Still, histrionic concentration camp analogies aside, conservatives can acknowledge that our immigration system is tangled, ponderous, and oversaturated. The initial decision to separate families was legally understandable, but it had complex and messy consequences, in the course of which innocent people may well have fallen through the cracks. Further delays are being caused by the addition of yet more bureaucratic red tape to child sponsorship procedures.

So where is a humane person to stand? Once again, the left has marked out the spot for us, and once again, the circle is drawn around themselves. Any reservations one might express, any suggestion that admission into this country is a privilege rather than a right, any hint of a suggestion that in some cases the parents of these children might bear some blame (as appeared to be the case with TIME’s last poster child), will mark you as the enemy of all that is decent and good.

Thus the tyranny of empathy rears its ugly head once more to announce the rules of the game: Whoever makes the greatest emotional display of pity when confronted with large-scale, multivariate problems wins, because emotion is now synonymous with moral virtue. But the question at hand is not who feels the most compassion for children, just as the question at hand in assessing #MeToo is not who feels the most compassion for women.

It was the same way with the Syrian toddler washed up on the shore. A single snapshot, like the snapshot of the crying little girl on TIME magazine. Our hearts went out, as anyone’s hearts naturally would. We feel compassion when children suffer or die in the tragic course of tragic events. This makes us not sociopaths. But does that make us right? Does that make us wise?

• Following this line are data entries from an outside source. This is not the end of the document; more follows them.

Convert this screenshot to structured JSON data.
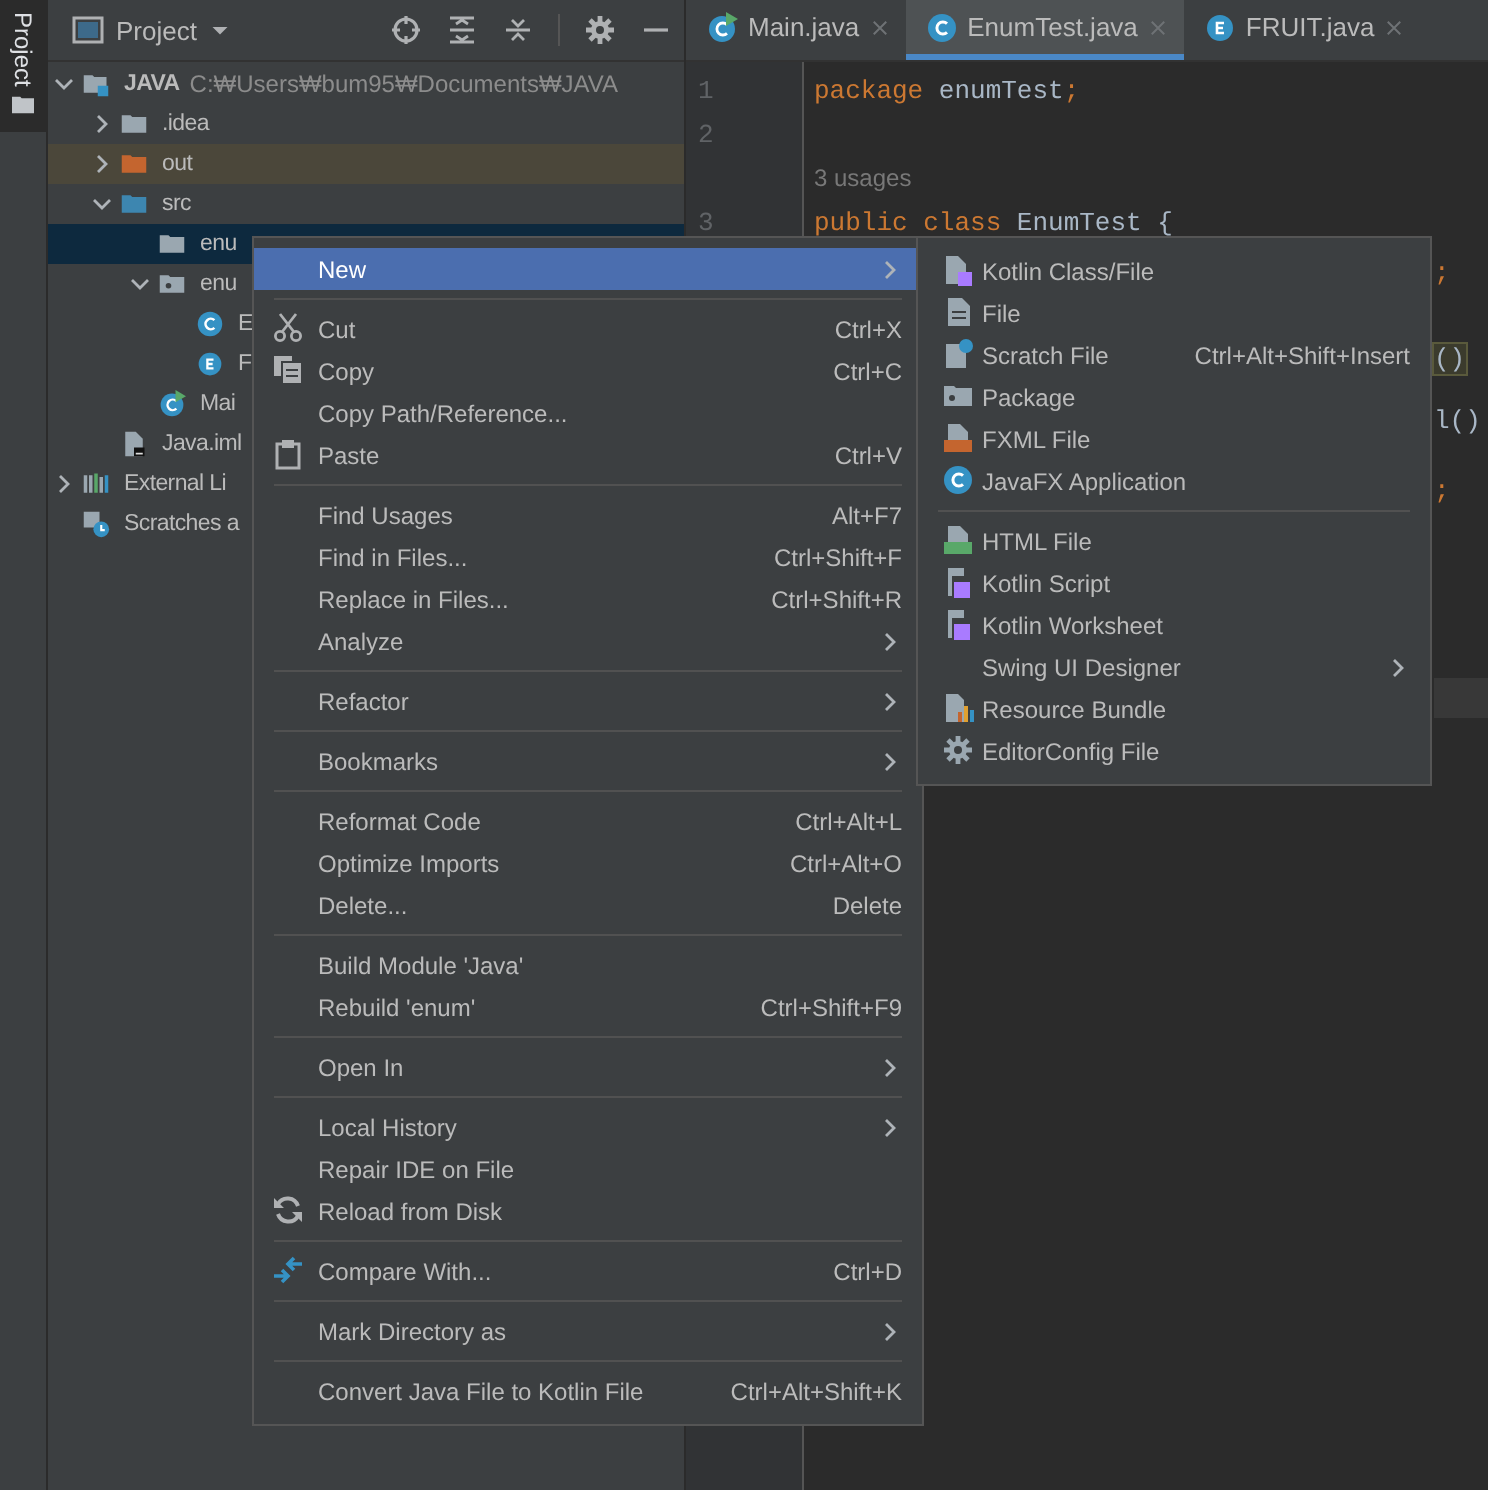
{
  "tool_stripe": {
    "label": "Project"
  },
  "project_panel": {
    "title": "Project"
  },
  "tree": [
    {
      "label": "JAVA",
      "detail": "C:₩Users₩bum95₩Documents₩JAVA",
      "kind": "module",
      "expanded": true,
      "selected": false,
      "children": [
        {
          "label": ".idea",
          "kind": "folder",
          "expanded": false,
          "selected": false
        },
        {
          "label": "out",
          "kind": "excluded",
          "expanded": false,
          "selected": false
        },
        {
          "label": "src",
          "kind": "source",
          "expanded": true,
          "selected": false,
          "children": [
            {
              "label": "enu",
              "kind": "folder",
              "selected": true
            },
            {
              "label": "enu",
              "kind": "package",
              "expanded": true,
              "selected": false,
              "children": [
                {
                  "label": "E",
                  "kind": "class",
                  "selected": false
                },
                {
                  "label": "F",
                  "kind": "enum",
                  "selected": false
                }
              ]
            },
            {
              "label": "Mai",
              "kind": "main",
              "selected": false
            }
          ]
        },
        {
          "label": "Java.iml",
          "kind": "file",
          "selected": false
        }
      ]
    },
    {
      "label": "External Li",
      "kind": "libraries",
      "expanded": false,
      "selected": false
    },
    {
      "label": "Scratches a",
      "kind": "scratches",
      "selected": false
    }
  ],
  "tabs": [
    {
      "label": "Main.java",
      "kind": "main",
      "selected": false
    },
    {
      "label": "EnumTest.java",
      "kind": "class",
      "selected": true
    },
    {
      "label": "FRUIT.java",
      "kind": "enum",
      "selected": false
    }
  ],
  "editor": {
    "lines": [
      {
        "number": "1",
        "tokens": [
          {
            "text": "package",
            "kind": "keyword"
          },
          {
            "text": " enumTest",
            "kind": "plain"
          },
          {
            "text": ";",
            "kind": "keyword"
          }
        ]
      },
      {
        "number": "2"
      },
      {
        "hint": "3 usages"
      },
      {
        "number": "3",
        "tokens": [
          {
            "text": "public class",
            "kind": "keyword"
          },
          {
            "text": " EnumTest {",
            "kind": "plain"
          }
        ]
      }
    ],
    "fragments": [
      {
        "text": ";",
        "kind": "keyword"
      },
      {
        "text": "()",
        "kind": "plain"
      },
      {
        "text": "l()",
        "kind": "plain"
      },
      {
        "text": ";",
        "kind": "keyword"
      }
    ]
  },
  "context_menu": [
    {
      "kind": "item",
      "label": "New",
      "submenu": true,
      "selected": true
    },
    {
      "kind": "separator"
    },
    {
      "kind": "item",
      "label": "Cut",
      "shortcut": "Ctrl+X",
      "selected": false
    },
    {
      "kind": "item",
      "label": "Copy",
      "shortcut": "Ctrl+C",
      "selected": false
    },
    {
      "kind": "item",
      "label": "Copy Path/Reference...",
      "selected": false
    },
    {
      "kind": "item",
      "label": "Paste",
      "shortcut": "Ctrl+V",
      "selected": false
    },
    {
      "kind": "separator"
    },
    {
      "kind": "item",
      "label": "Find Usages",
      "shortcut": "Alt+F7",
      "selected": false
    },
    {
      "kind": "item",
      "label": "Find in Files...",
      "shortcut": "Ctrl+Shift+F",
      "selected": false
    },
    {
      "kind": "item",
      "label": "Replace in Files...",
      "shortcut": "Ctrl+Shift+R",
      "selected": false
    },
    {
      "kind": "item",
      "label": "Analyze",
      "submenu": true,
      "selected": false
    },
    {
      "kind": "separator"
    },
    {
      "kind": "item",
      "label": "Refactor",
      "submenu": true,
      "selected": false
    },
    {
      "kind": "separator"
    },
    {
      "kind": "item",
      "label": "Bookmarks",
      "submenu": true,
      "selected": false
    },
    {
      "kind": "separator"
    },
    {
      "kind": "item",
      "label": "Reformat Code",
      "shortcut": "Ctrl+Alt+L",
      "selected": false
    },
    {
      "kind": "item",
      "label": "Optimize Imports",
      "shortcut": "Ctrl+Alt+O",
      "selected": false
    },
    {
      "kind": "item",
      "label": "Delete...",
      "shortcut": "Delete",
      "selected": false
    },
    {
      "kind": "separator"
    },
    {
      "kind": "item",
      "label": "Build Module 'Java'",
      "selected": false
    },
    {
      "kind": "item",
      "label": "Rebuild 'enum'",
      "shortcut": "Ctrl+Shift+F9",
      "selected": false
    },
    {
      "kind": "separator"
    },
    {
      "kind": "item",
      "label": "Open In",
      "submenu": true,
      "selected": false
    },
    {
      "kind": "separator"
    },
    {
      "kind": "item",
      "label": "Local History",
      "submenu": true,
      "selected": false
    },
    {
      "kind": "item",
      "label": "Repair IDE on File",
      "selected": false
    },
    {
      "kind": "item",
      "label": "Reload from Disk",
      "selected": false
    },
    {
      "kind": "separator"
    },
    {
      "kind": "item",
      "label": "Compare With...",
      "shortcut": "Ctrl+D",
      "selected": false
    },
    {
      "kind": "separator"
    },
    {
      "kind": "item",
      "label": "Mark Directory as",
      "submenu": true,
      "selected": false
    },
    {
      "kind": "separator"
    },
    {
      "kind": "item",
      "label": "Convert Java File to Kotlin File",
      "shortcut": "Ctrl+Alt+Shift+K",
      "selected": false
    }
  ],
  "new_submenu": [
    {
      "kind": "item",
      "label": "Kotlin Class/File",
      "selected": false
    },
    {
      "kind": "item",
      "label": "File",
      "selected": false
    },
    {
      "kind": "item",
      "label": "Scratch File",
      "shortcut": "Ctrl+Alt+Shift+Insert",
      "selected": false
    },
    {
      "kind": "item",
      "label": "Package",
      "selected": false
    },
    {
      "kind": "item",
      "label": "FXML File",
      "selected": false
    },
    {
      "kind": "item",
      "label": "JavaFX Application",
      "selected": false
    },
    {
      "kind": "separator"
    },
    {
      "kind": "item",
      "label": "HTML File",
      "selected": false
    },
    {
      "kind": "item",
      "label": "Kotlin Script",
      "selected": false
    },
    {
      "kind": "item",
      "label": "Kotlin Worksheet",
      "selected": false
    },
    {
      "kind": "item",
      "label": "Swing UI Designer",
      "submenu": true,
      "selected": false
    },
    {
      "kind": "item",
      "label": "Resource Bundle",
      "selected": false
    },
    {
      "kind": "item",
      "label": "EditorConfig File",
      "selected": false
    }
  ]
}
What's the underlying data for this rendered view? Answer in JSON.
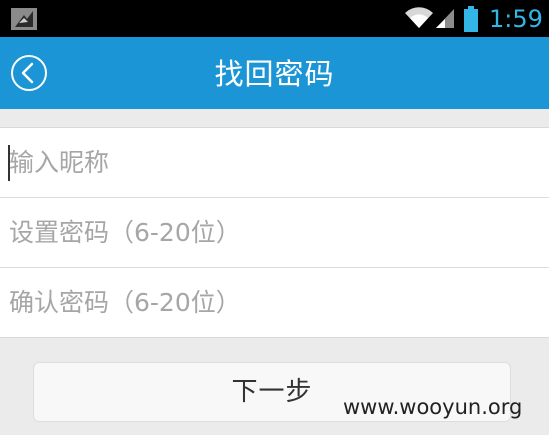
{
  "status_bar": {
    "time": "1:59",
    "icons": [
      "notification-icon",
      "wifi-icon",
      "signal-icon",
      "battery-icon"
    ],
    "time_color": "#33b5e5"
  },
  "header": {
    "title": "找回密码",
    "back_icon": "chevron-left-circle-icon",
    "background_color": "#1b95d6"
  },
  "form": {
    "nickname": {
      "placeholder": "输入昵称",
      "value": ""
    },
    "password": {
      "placeholder": "设置密码（6-20位）",
      "value": ""
    },
    "confirm_password": {
      "placeholder": "确认密码（6-20位）",
      "value": ""
    }
  },
  "next_button": {
    "label": "下一步"
  },
  "watermark": "www.wooyun.org"
}
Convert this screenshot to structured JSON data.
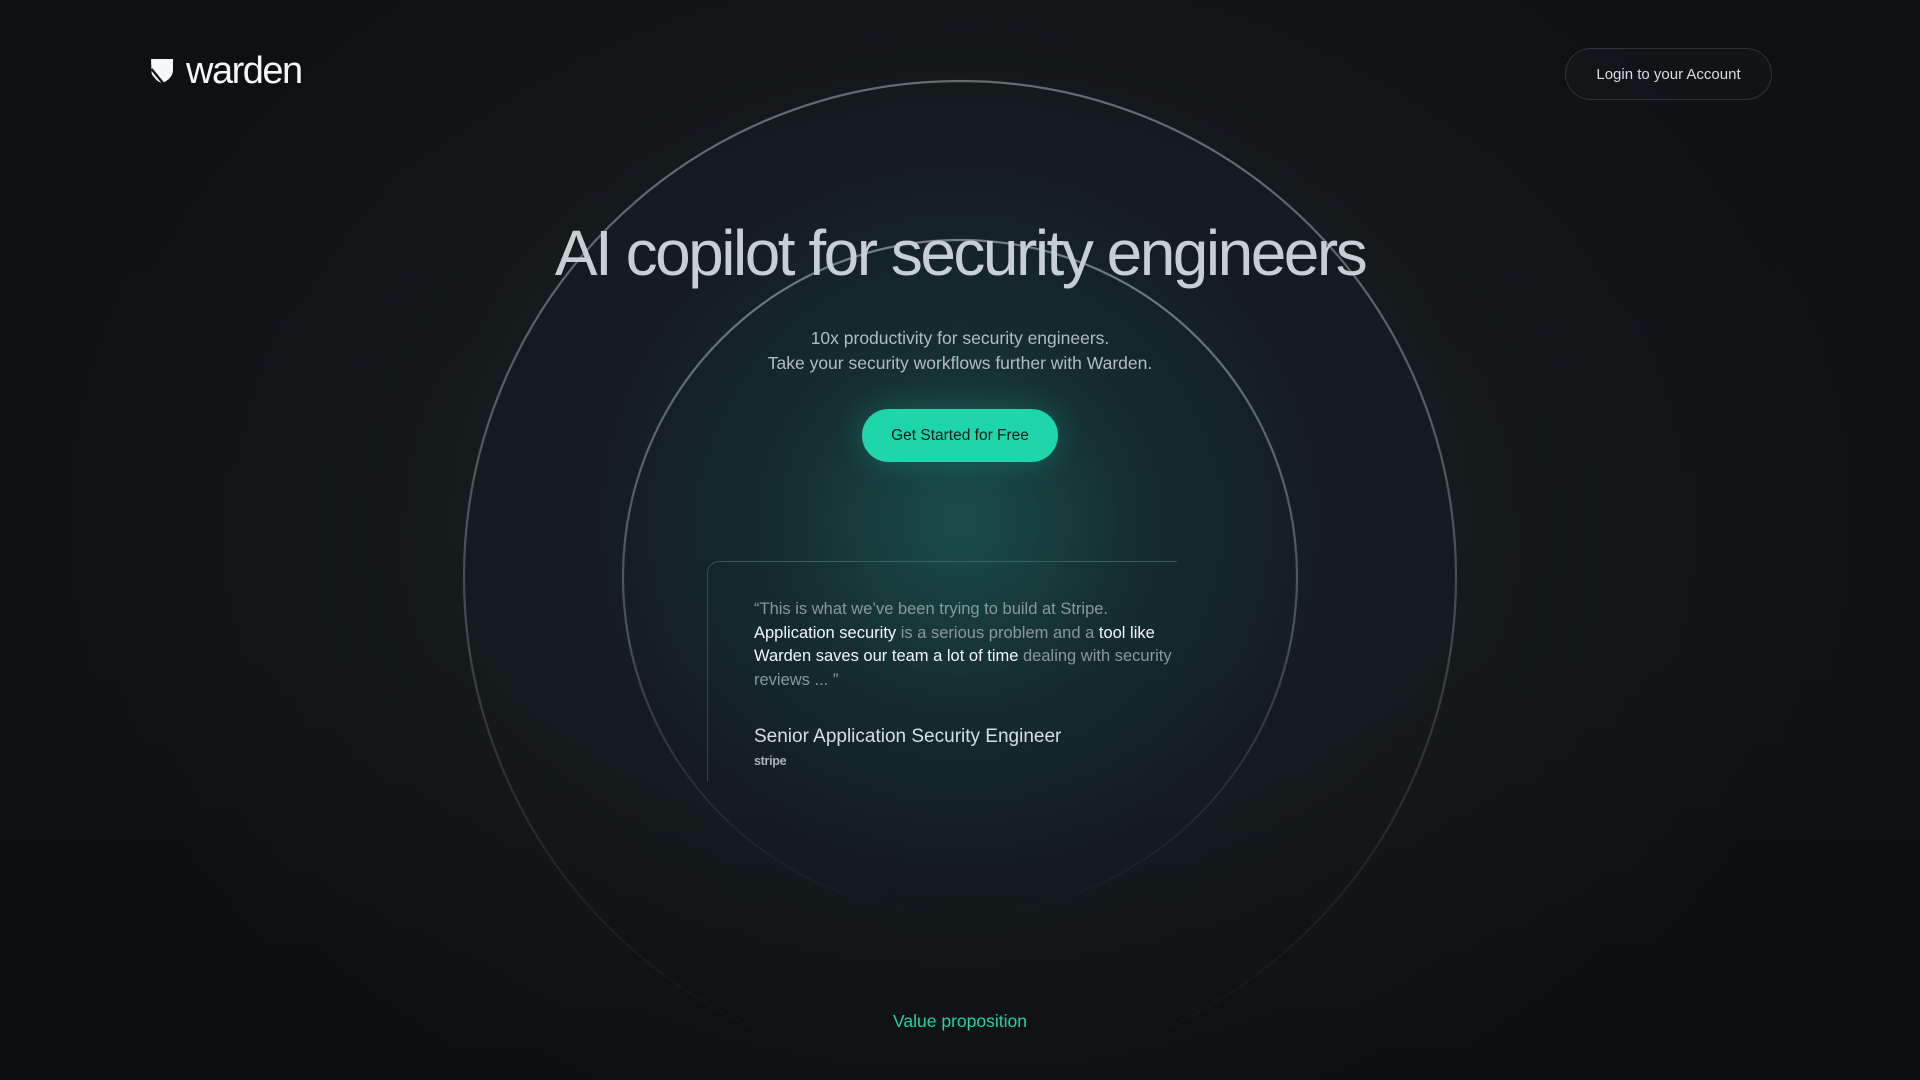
{
  "brand": {
    "logo_icon": "warden-shield-icon",
    "name": "warden"
  },
  "header": {
    "login_label": "Login to your Account"
  },
  "hero": {
    "title": "AI copilot for security engineers",
    "subtitle_line1": "10x productivity for security engineers.",
    "subtitle_line2": "Take your security workflows further with Warden.",
    "cta_label": "Get Started for Free"
  },
  "testimonial": {
    "quote_parts": [
      {
        "text": "“This is what we’ve been trying to build at Stripe. ",
        "highlight": false
      },
      {
        "text": "Application security",
        "highlight": true
      },
      {
        "text": " is a serious problem and a ",
        "highlight": false
      },
      {
        "text": "tool like Warden saves our team a lot of time",
        "highlight": true
      },
      {
        "text": " dealing with security reviews ... ”",
        "highlight": false
      }
    ],
    "author_title": "Senior Application Security Engineer",
    "company": "stripe"
  },
  "section": {
    "label": "Value proposition"
  },
  "colors": {
    "accent": "#1fd6ab",
    "accent_text": "#22d3a6",
    "background": "#131619",
    "quote_dim": "#8c979d",
    "quote_highlight": "#f3f6f7"
  }
}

Bluntly, the evaluation and shaping of complex social policy is not a game of empathy one-upmanship. It is an endeavor in which feelings are no substitute for knowledge, and empathy is no substitute for wisdom.

I have touched on just two third-rail topics: #MeToo and Mexican immigration. I could name more: Islamic immigration, gun control, racial violence, disparate impact. The same pattern of leftist discourse holds across them all. Any stick will do with which to beat the conservative for his cardinal sin: believing that some stories have no happy endings, and that for some problems, trade-offs and compromises must suffice in the absence of solutions. And may I just say, since I’m writing as a Christian as well as a conservative, the only thing worse than a leftist is a Christian leftist. Self-congratulatory brow-beating is nauseating enough, but self-congratulatory brow-beating for Jesus, that just takes things to a whole new level.

For the millionth time: It’s not that Christians and conservatives don’t feel angry when we see injustice done. We do. It’s not that we don’t believe there are any villains. We do. It’s not even that we don’t believe there can ever be a legitimate call for systemic reform. When it comes to violent police overreach, David French does.

At the same time, we believe human nature, human structures and human institutions are complicated. We believe borders, literal and metaphorical, exist for a reason. We believe due process exists for a reason. We hesitate to ascribe to villainy what can be ascribed to error, incompetence, or the tragic vicissitudes of life.

Yet despite these fundamentally opposed paradigms, these radically disparate visions, there are conservatives willing in principle to extend their hand in good faith across the aisle. They are willing to have conversations. They are willing to work towards shared goals.

Or perhaps I should say, there were such conservatives. After the events of the past couple of weeks, there may be fewer than ever before. Can we really blame them?